Il film apre all’interno di un bar newyorkese al cui bancone stanno seduti due uomini e una donna. Lei è impegnata in un’animata conversazione con uno di loro, da cui l’altro sembra naturalmente escluso. Cut e la storia torna indietro di ventiquattro anni, e di sposta a Seul, dove conosciamo un bambino e una bambina, Na Young e Hae Sung. Vanno a scuola insieme, giocano insieme, hanno insieme momenti di tenerezza infantile (Na che si addormenta con la testa sulla spalla di lui sul sedile posteriore della macchina) e rivalità (Hae è lo studente migliore dei due). Il susseguirsi di queste rituali, dolci, sincronie che potrebbero suggerire destino comune, è interrotto dall’annuncio improvviso, da parte di Na, che la sua famiglia sta per trasferirsi in Canada.

IL FILO che li unisce è rotto bruscamente -il commiato, al solito bivio, tornando da scuola, con lei che si avvia a destra su una scala di gradini colorati e lui, a sinistra, in un viottolo di cemento grigio- e non si ricomporrà che dodici anni dopo, quando lei lo cerca improvvisamente su Facebook dove scopre che lui ha provato a raggiungerla più volte. Na (l’attrice di Russian Doll, Greta Lee, in un ruolo plasmato dalla biografia di Song), che ora si chiama Nora, vive a Toronto, dove studia per diventare un’autrice di teatro. Hae ha fatto il servizio militare, studia ingegneria e vive ancora con i genitori. Rispetto allo scarto di lei, che adesso parla meglio l’inglese del coreano, lui è…«rimasto indietro». Eppure, la loro comunicazione – da uno schermo all’altro, grazie all’era di zoom- fluisce spontanea, sincera, intima e rassicurante, come da bambini. Nora e Hae parlano anche del futuro, fino che lei non taglia nuovamente il filo – perché, dice, ha bisogno di concentrarsi su quello che sta facendo.

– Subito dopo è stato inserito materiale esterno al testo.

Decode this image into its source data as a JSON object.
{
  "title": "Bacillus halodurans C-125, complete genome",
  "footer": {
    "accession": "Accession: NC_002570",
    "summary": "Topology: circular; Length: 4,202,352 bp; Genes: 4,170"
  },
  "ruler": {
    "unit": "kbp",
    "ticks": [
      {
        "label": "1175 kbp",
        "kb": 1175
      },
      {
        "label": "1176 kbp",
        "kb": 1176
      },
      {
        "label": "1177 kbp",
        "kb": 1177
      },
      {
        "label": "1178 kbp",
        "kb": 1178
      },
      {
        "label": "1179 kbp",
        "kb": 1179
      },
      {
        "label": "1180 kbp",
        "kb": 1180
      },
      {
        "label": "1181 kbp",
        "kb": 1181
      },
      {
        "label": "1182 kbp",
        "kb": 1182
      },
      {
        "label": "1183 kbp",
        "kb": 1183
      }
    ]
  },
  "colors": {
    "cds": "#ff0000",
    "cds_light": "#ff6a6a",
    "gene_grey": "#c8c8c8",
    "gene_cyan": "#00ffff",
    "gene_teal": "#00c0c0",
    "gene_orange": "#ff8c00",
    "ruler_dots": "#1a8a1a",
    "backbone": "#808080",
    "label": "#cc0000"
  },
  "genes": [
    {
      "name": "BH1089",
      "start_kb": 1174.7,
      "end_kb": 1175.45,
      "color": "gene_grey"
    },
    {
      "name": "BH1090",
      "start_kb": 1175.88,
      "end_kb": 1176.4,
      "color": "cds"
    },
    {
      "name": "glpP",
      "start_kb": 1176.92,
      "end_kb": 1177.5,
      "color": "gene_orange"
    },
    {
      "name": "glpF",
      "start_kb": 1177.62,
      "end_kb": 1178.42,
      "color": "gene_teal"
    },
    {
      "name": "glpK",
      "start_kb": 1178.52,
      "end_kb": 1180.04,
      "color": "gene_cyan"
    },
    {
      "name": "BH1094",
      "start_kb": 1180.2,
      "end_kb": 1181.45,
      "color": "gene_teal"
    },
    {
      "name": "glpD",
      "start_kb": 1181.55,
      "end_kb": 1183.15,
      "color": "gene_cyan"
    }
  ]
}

IL TERZO INCONTRO avviene dieci anni dopo, quando Hae prende il coraggio a quattro mani e va a trovare Nora a New York dove, diventata un’autrice di successo, è sposata con Arthur (John Magaro), scrittore che ha conosciuto in un residency (dove si svolgono alcune delle scene più belle del film, e «destino» diventa, letteralmente, una porta aperta). Prima un po’ imbarazzata dal suo arrivo, Nora ritrova l’amico/amore di sempre, passeggiando per New York, come si ritrovano i due amanti eterni della trilogia dei Before di Richard Linklater (a cui il film è stato paragonato). E Song risolve la situazione «a tre», esemplificata dalla scena iniziale del bar, con grande sottigliezza e amore per i personaggi. In un’accettazione dell’inesauribilità di certe «past lives» che è luminosa e malinconica allo stesso tempo.